By that, I mean he was a person with a broad range of skills – in his case, primarily in the arts, and particularly with music – and whose philosophies on life were gentle, observant and rational, even if they came at you from perhaps a slightly shifted angle.
He could make you think about something profound even before you knew you were thinking about it. That was the artist in him. That's what artists do.
I can't remember exactly when I first met him – it might have been years ago after one of his gigs at Sandy Creek or High Rock Outfitters or some other local venue – and it struck me that I could have been talking with folk songwriter Woody Guthrie for what I considered to be his sharp perceptions of everyday living and the lives we lead.

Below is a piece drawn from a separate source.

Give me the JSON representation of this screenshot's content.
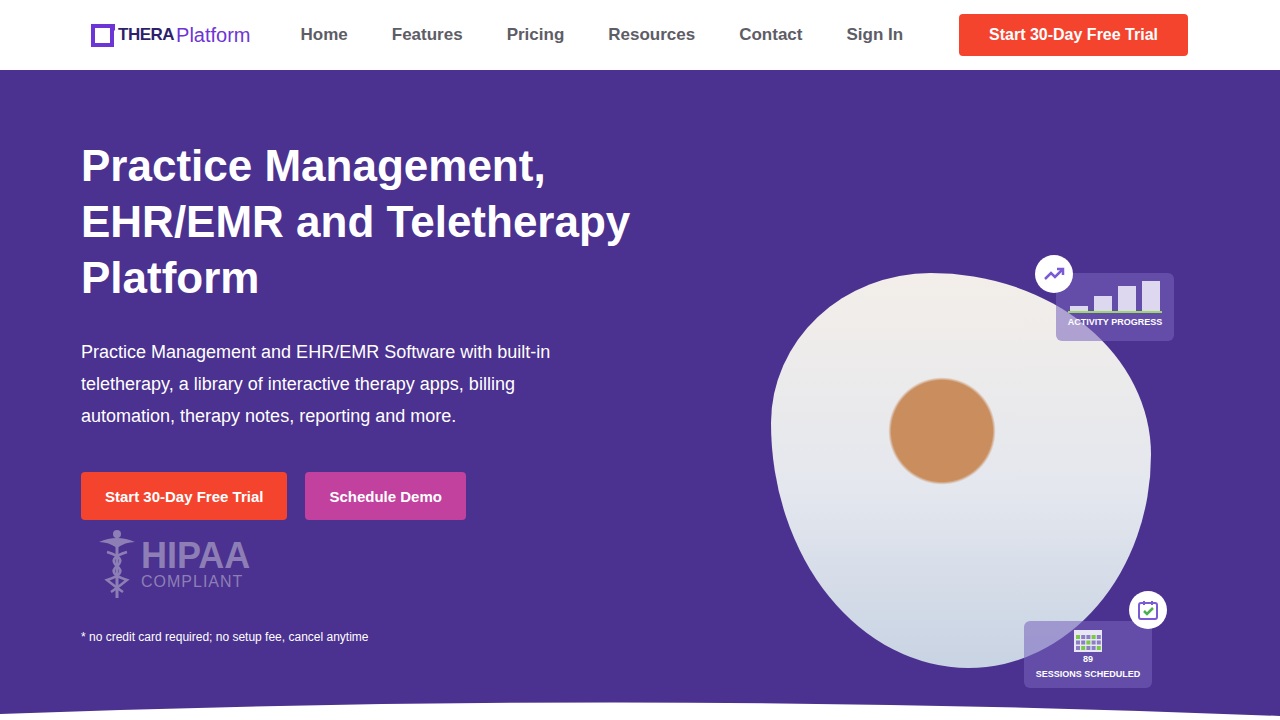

Part of that experience for me included his actual physical appearance: long, whitish hair that touched his collar; a black derby hat, or perhaps a fedora, announcing the troubadour was in the house; a couple days worth of stubble that suggested endlessly riding the hard rails of life in a boxcar. And when he sang, it was with an earthy and gravelly voice that accented exactly the point he was trying to make.
He could play anything, it seemed: guitar, banjo, harmonica, autoharp. He'd occasionally wander into the local coffee shops, sometimes with ukulele in hand, and strum us a free concert. He might have been in the process of composing, for all I knew. You know: folk singer mingling with the folk.
It surprised me that he knew who I was before we even met. He read The Dispatch, and later, my blogs. That caught me off my guard. And it opened a door.
One evening, during an open mic night at HRO, I read a few poems I'd written back in my college days decades ago. Scott was in the audience. Afterwards, he told me I should resume my poetry. Coming from a songwriter of his merit, that meant something to me. Maybe I'll take him up on it.
Scott died on Friday after a long bout with illness, and his passing will leave a gaping void in the Lexington music scene. It will leave a void in many of us.